In the knocking detection device according to the present invention described above, the knocking detection sensitivity characteristics of each cylinder according to the present invention were measured using the same measuring method as the method of measuring the knocking detection sensitivity characteristics of each cylinder shown in FIG. 6, and the results are as follows. As shown in Figure 8, compared to the characteristics shown in Figure 6 above, the knocking detection sensitivity of cylinders #5 and #6 is improved, the knocking detection sensitivity is averaged as a whole, and the knocking detection accuracy is improved. There is.

As mentioned above, the knocking detection device according to the present invention can easily improve the knocking detection sensitivity by installing the knocking detector on the cylinder block at a position downstream of the flow of cooling water from the center position of the multi-cylinder. This has the great effect of improving the knocking detection sensitivity of cylinders with poor performance, and improving the knocking detection accuracy of multiple cylinders.

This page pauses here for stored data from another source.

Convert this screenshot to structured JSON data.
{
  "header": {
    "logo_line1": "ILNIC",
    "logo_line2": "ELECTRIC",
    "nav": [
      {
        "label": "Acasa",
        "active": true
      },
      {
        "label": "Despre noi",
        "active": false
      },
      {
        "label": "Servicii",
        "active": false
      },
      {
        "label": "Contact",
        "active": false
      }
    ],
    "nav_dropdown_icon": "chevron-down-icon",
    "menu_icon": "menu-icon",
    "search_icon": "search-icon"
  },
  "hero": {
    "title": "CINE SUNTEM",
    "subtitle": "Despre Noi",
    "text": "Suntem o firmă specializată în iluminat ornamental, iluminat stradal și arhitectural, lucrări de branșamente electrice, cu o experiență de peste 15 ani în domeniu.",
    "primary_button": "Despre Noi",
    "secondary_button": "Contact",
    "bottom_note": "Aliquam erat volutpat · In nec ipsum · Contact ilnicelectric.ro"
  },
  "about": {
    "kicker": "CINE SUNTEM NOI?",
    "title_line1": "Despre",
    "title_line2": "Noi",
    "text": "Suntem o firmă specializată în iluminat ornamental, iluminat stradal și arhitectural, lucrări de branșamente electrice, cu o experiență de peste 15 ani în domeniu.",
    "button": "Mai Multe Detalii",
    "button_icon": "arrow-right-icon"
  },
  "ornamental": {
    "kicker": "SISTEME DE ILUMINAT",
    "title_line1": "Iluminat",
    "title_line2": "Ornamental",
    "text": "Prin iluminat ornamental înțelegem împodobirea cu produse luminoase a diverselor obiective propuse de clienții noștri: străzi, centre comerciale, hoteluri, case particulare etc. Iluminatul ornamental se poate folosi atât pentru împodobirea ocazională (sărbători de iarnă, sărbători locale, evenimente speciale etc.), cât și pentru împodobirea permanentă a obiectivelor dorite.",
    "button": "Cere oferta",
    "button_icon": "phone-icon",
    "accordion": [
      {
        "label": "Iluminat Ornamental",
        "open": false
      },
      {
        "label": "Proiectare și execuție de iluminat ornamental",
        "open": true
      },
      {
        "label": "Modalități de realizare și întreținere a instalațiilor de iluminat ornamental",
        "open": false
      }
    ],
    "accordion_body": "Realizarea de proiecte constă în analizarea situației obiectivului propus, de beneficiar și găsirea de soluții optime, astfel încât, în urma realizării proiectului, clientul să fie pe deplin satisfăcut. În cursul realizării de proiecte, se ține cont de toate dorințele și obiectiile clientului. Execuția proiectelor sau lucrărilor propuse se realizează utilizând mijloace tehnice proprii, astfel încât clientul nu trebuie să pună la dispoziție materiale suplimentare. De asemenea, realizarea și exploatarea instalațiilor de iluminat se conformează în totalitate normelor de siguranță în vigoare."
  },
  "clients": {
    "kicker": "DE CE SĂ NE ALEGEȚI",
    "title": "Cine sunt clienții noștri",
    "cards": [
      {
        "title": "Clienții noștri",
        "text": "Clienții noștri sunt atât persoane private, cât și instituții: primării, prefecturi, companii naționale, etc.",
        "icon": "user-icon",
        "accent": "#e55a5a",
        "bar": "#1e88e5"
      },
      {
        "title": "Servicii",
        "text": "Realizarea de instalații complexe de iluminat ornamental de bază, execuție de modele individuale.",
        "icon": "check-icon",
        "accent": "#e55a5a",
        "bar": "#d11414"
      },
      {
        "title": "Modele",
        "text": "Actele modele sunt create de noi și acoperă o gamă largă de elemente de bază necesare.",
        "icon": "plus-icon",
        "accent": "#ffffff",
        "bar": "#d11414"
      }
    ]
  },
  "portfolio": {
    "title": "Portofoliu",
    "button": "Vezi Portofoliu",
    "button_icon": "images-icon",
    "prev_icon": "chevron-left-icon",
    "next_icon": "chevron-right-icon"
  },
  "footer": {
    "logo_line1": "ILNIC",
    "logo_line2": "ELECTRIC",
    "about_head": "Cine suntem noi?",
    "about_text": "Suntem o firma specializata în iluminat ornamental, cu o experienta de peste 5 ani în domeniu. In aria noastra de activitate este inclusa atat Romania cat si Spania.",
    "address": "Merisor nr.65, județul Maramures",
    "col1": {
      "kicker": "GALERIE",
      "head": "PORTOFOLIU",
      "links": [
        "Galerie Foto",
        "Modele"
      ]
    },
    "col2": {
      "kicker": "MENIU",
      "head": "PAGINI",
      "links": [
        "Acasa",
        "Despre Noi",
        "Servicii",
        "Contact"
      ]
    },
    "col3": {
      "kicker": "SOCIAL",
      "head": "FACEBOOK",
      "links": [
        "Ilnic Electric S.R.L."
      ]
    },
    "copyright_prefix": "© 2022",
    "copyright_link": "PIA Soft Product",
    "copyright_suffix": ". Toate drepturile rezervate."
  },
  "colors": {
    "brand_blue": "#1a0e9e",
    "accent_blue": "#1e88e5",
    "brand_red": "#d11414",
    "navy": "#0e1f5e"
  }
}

[Brief explanation of the drawing]

Fig. 1 is a block diagram of the knock feedback ignition system, Fig. 2 is a diagram of the installation state of the knocking detector, Fig. 3 is a vertical cross-sectional schematic diagram of a water-cooled cooling system for an internal combustion engine, and Fig. 4 is a 6-cylinder internal combustion engine. FIG. 5 is a schematic cross-sectional view of a cylinder block of an engine, and FIG. 5 is a cross-sectional view of a knocking detector attached to the engine block for explaining the present invention. FIG. 6 is a schematic cross-sectional view of the knocking detector shown in FIG. The knocking detection sensitivity characteristics of each cylinder measured by the detector at the center position of the six cylinders for each cylinder. Figure 7 shows the knocking detection device for an internal combustion engine according to the present invention, and Figure 8 shows the knocking detection according to the present invention. FIG. 3 is a knocking detection sensitivity characteristic diagram of each cylinder measured in the apparatus. 2... Knocking detector, 6... Water jacket, 7... Cylinder, 9... Cylinder block, 22... Vibrating body, 23... Piezoelectric body, 21...
Housing, 21a...screw part.

Claims (1)

[Scope of utility model registration request] In a knocking detection device that detects knocking in a multi-cylinder internal combustion engine based on pressure pulsations in the engine cooling water, the mounting position of the pressure detection means for detecting pressure pulsations on the engine block is adjusted from the center position of the multi-cylinder to the engine cooling water flow. A knocking detection device for an internal combustion engine, characterized in that the knocking detection device is located downstream.